When you are preparing your will, choosing your executor will be a top priority. Right away, you may think about naming your spouse for the task, but is this a good idea?
There are several points to consider about the person you choose, and attributes you might admire in a relative or good friend will likely play a role in your final decision.
The duties of an executor
Your executor will be responsible for seeing that your wishes are carried out as you instruct in your will. He or she will ensure the proper protection and ultimate distribution of your assets. The executor will also pay your final debts and taxes out of the estate.
The executor candidates
The duties of an executor are similar to those of a chief administrator, and the person you select must be someone you trust implicitly. Your top candidate might be an individual with a sound business sense who is not put off by forms and other types of paperwork. Some people make the mistake of choosing someone who is older and more experienced, but an older person may not survive you.
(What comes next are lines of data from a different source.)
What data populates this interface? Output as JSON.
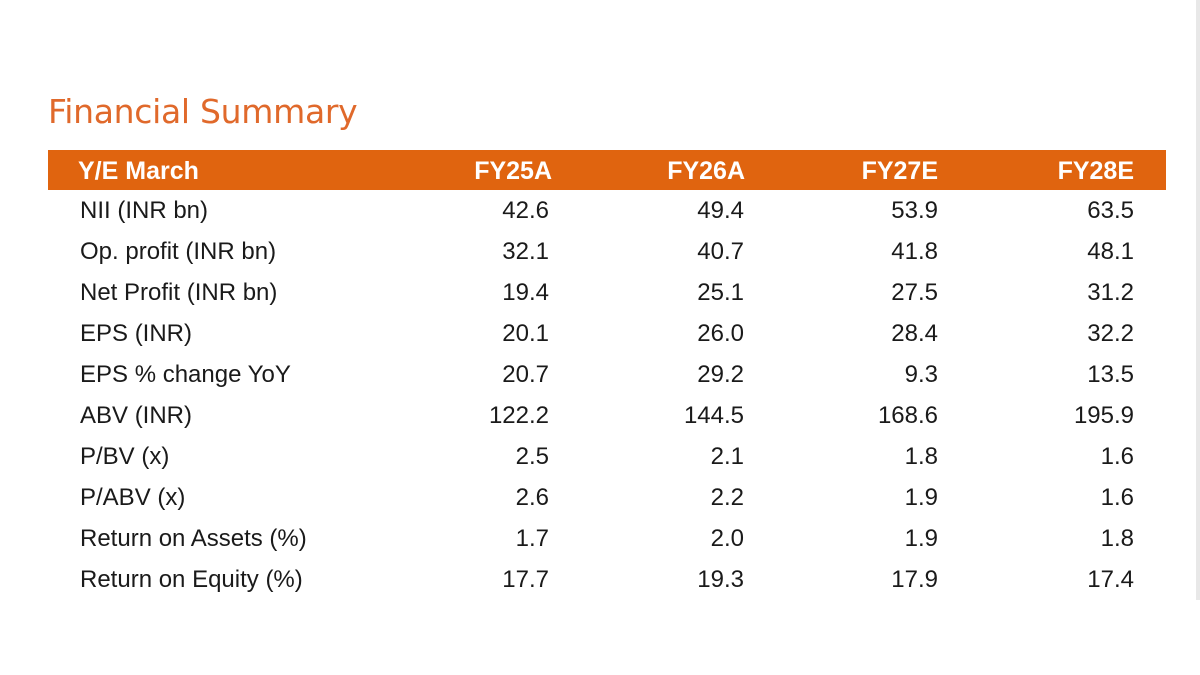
{
  "title": "Financial Summary",
  "columns": [
    "Y/E  March",
    "FY25A",
    "FY26A",
    "FY27E",
    "FY28E"
  ],
  "rows": [
    {
      "label": "NII (INR bn)",
      "values": [
        "42.6",
        "49.4",
        "53.9",
        "63.5"
      ]
    },
    {
      "label": "Op. profit (INR bn)",
      "values": [
        "32.1",
        "40.7",
        "41.8",
        "48.1"
      ]
    },
    {
      "label": "Net Profit (INR bn)",
      "values": [
        "19.4",
        "25.1",
        "27.5",
        "31.2"
      ]
    },
    {
      "label": "EPS (INR)",
      "values": [
        "20.1",
        "26.0",
        "28.4",
        "32.2"
      ]
    },
    {
      "label": "EPS % change YoY",
      "values": [
        "20.7",
        "29.2",
        "9.3",
        "13.5"
      ]
    },
    {
      "label": "ABV (INR)",
      "values": [
        "122.2",
        "144.5",
        "168.6",
        "195.9"
      ]
    },
    {
      "label": "P/BV (x)",
      "values": [
        "2.5",
        "2.1",
        "1.8",
        "1.6"
      ]
    },
    {
      "label": "P/ABV (x)",
      "values": [
        "2.6",
        "2.2",
        "1.9",
        "1.6"
      ]
    },
    {
      "label": "Return on Assets (%)",
      "values": [
        "1.7",
        "2.0",
        "1.9",
        "1.8"
      ]
    },
    {
      "label": "Return on Equity  (%)",
      "values": [
        "17.7",
        "19.3",
        "17.9",
        "17.4"
      ]
    }
  ],
  "colors": {
    "title": "#e0692b",
    "header_background": "#e0640f",
    "header_text": "#ffffff",
    "body_text": "#1a1a1a"
  }
}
Be sure to choose someone who is in good health, who is younger than you are and who will be around to serve in the executor capacity. Keep in mind that common sense will be a good attribute for your executor to have. In the administration of your estate, he or she should know when to ask for guidance from a professional. For example, an accountant can advise on taxes while an attorney will be able to provide guidance on all legal matters and ensure that your executor avoids any missteps.
The help you provide
Once you have chosen your executor and that person has agreed to serve, you can make his or her job easier by providing a detailed list of your assets and their locations. Once in possession of your will and other important documents, your chief administrator will have a good idea of the complexity of the job ahead. He or she will appreciate any help you can give in advance.